Despite these significant risks for the coalition government and Angela Merkel’s chancellorship, it is worth looking at some of the legislative steps the coalition has taken since coming into office:

  • Class action lawsuits: The German Bundestag adopted a new law that will enable class action lawsuits, albeit in a significantly lighter version than their U.S. counterparts. The law will enable collective proceedings against companies to be introduced by consumer organizations.
  • Right to return to full-time employment: A significant step for employees will be the right to return to full-time employment after a time in part-time employment. The new law is meant to make it easier for employees to balance their family lives and career.
  • Coal commission: The government has created a “coal commission” which is tasked with developing a gradual exit strategy from Germany’s reliance on coal.
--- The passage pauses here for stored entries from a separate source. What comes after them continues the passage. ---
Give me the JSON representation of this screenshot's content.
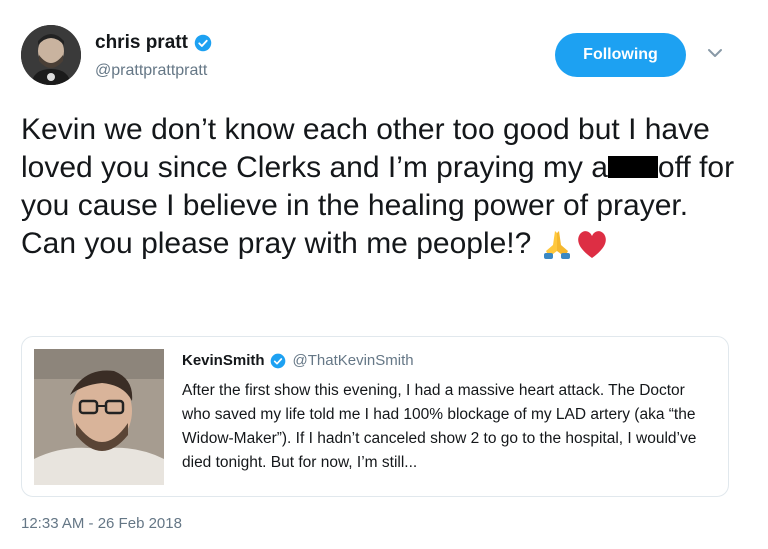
{
  "author": {
    "name": "chris pratt",
    "handle": "@prattprattpratt",
    "avatar": "profile-photo"
  },
  "follow_button": {
    "label": "Following",
    "color": "#1da1f2"
  },
  "menu_icon": "chevron-down-icon",
  "tweet": {
    "text_before_redaction": "Kevin we don’t know each other too good but I have loved you since Clerks and I’m praying my a",
    "text_after_redaction": "off for you cause I believe in the healing power of prayer. Can you please pray with me people!?",
    "emojis": [
      "folded-hands-icon",
      "red-heart-icon"
    ]
  },
  "quoted_tweet": {
    "name": "KevinSmith",
    "handle": "@ThatKevinSmith",
    "text": "After the first show this evening, I had a massive heart attack. The Doctor who saved my life told me I had 100% blockage of my LAD artery (aka “the Widow-Maker”). If I hadn’t canceled show 2 to go to the hospital, I would’ve died tonight. But for now, I’m still..."
  },
  "timestamp": "12:33 AM - 26 Feb 2018",
  "colors": {
    "text": "#14171a",
    "muted": "#657786",
    "accent": "#1da1f2",
    "border": "#e1e8ed"
  }
}
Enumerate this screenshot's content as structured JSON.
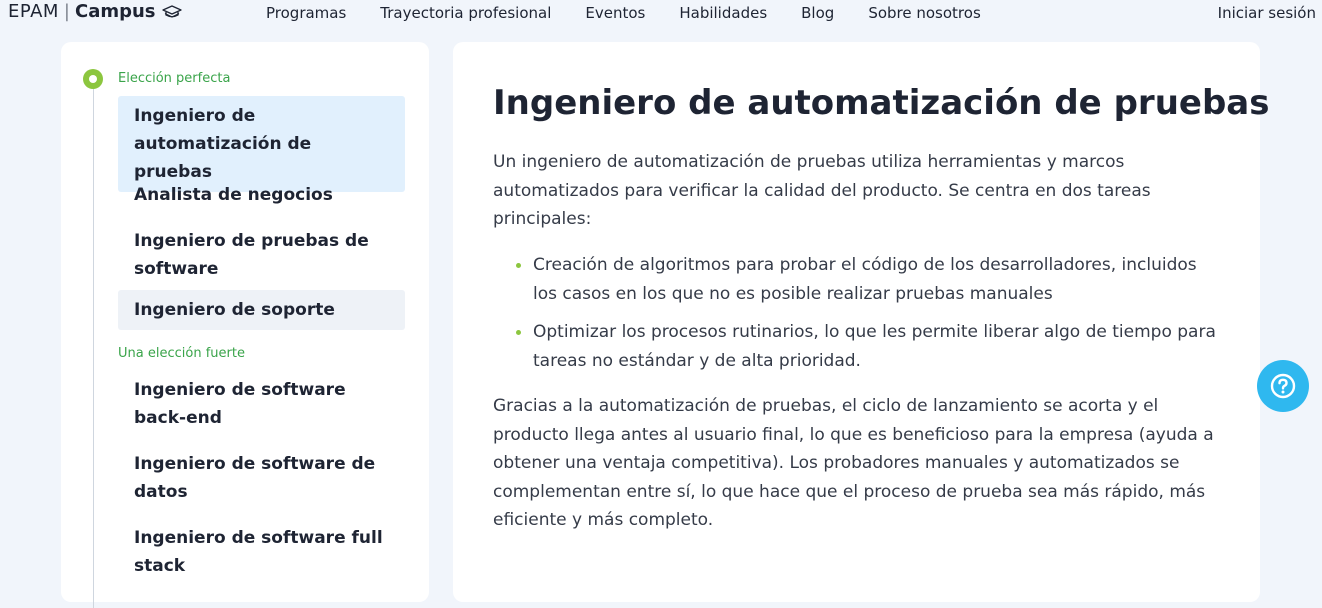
{
  "header": {
    "logo": {
      "brand": "EPAM",
      "separator": "|",
      "product": "Campus",
      "icon": "graduation-cap-icon"
    },
    "nav": [
      "Programas",
      "Trayectoria profesional",
      "Eventos",
      "Habilidades",
      "Blog",
      "Sobre nosotros"
    ],
    "signin_label": "Iniciar sesión"
  },
  "sidebar": {
    "groups": [
      {
        "label": "Elección perfecta",
        "items": [
          {
            "label": "Ingeniero de automatización de pruebas",
            "state": "active"
          },
          {
            "label": "Analista de negocios",
            "state": "normal"
          },
          {
            "label": "Ingeniero de pruebas de software",
            "state": "normal"
          },
          {
            "label": "Ingeniero de soporte",
            "state": "hover"
          }
        ]
      },
      {
        "label": "Una elección fuerte",
        "items": [
          {
            "label": "Ingeniero de software back-end",
            "state": "normal"
          },
          {
            "label": "Ingeniero de software de datos",
            "state": "normal"
          },
          {
            "label": "Ingeniero de software full stack",
            "state": "normal"
          }
        ]
      }
    ]
  },
  "content": {
    "title": "Ingeniero de automatización de pruebas",
    "intro": "Un ingeniero de automatización de pruebas utiliza herramientas y marcos automatizados para verificar la calidad del producto. Se centra en dos tareas principales:",
    "bullets": [
      "Creación de algoritmos para probar el código de los desarrolladores, incluidos los casos en los que no es posible realizar pruebas manuales",
      "Optimizar los procesos rutinarios, lo que les permite liberar algo de tiempo para tareas no estándar y de alta prioridad."
    ],
    "closing": "Gracias a la automatización de pruebas, el ciclo de lanzamiento se acorta y el producto llega antes al usuario final, lo que es beneficioso para la empresa (ayuda a obtener una ventaja competitiva). Los probadores manuales y automatizados se complementan entre sí, lo que hace que el proceso de prueba sea más rápido, más eficiente y más completo."
  },
  "help_button": {
    "icon": "question-mark-icon"
  },
  "colors": {
    "background": "#f1f5fb",
    "accent_green": "#8cc63f",
    "group_label_green": "#3aa44a",
    "active_item_bg": "#e1f0fd",
    "help_button_bg": "#2fb8ef",
    "text_dark": "#1e2433"
  }
}
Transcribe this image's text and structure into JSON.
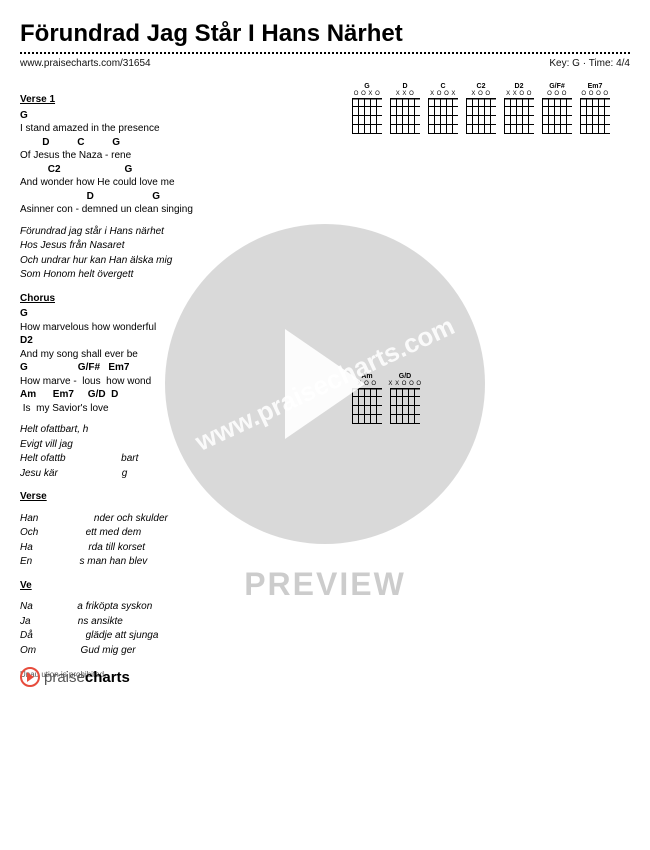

Significantly, it is meant to decide on an end date for coal-powered energy production.
  • Data Ethics Commission and Working Group on AI: The government decided to establish a Data Ethics Commission and the Bundestag decided to establish a Working Group on Artificial Intelligence which are meant to develop legal, political and ethical principles for the use of data and AI.

Overall, legislative action has been limited so far. Instead, the government has focused on setting up commissions and working groups to further develop policy measures on some of the key topics for Germany, such as the energy transition or digitization. For a coalition government that has ruled in this constellation for eight of the past 12 years, that seems too little.

The government will have to work very hard to overcome the current dispute on asylum policy and develop future-oriented policies if it wants to be seen as successful after its four years. Domestic and international calls for Germany to up its game in terms of investment and taking a leadership role in foreign policy are only likely to grow.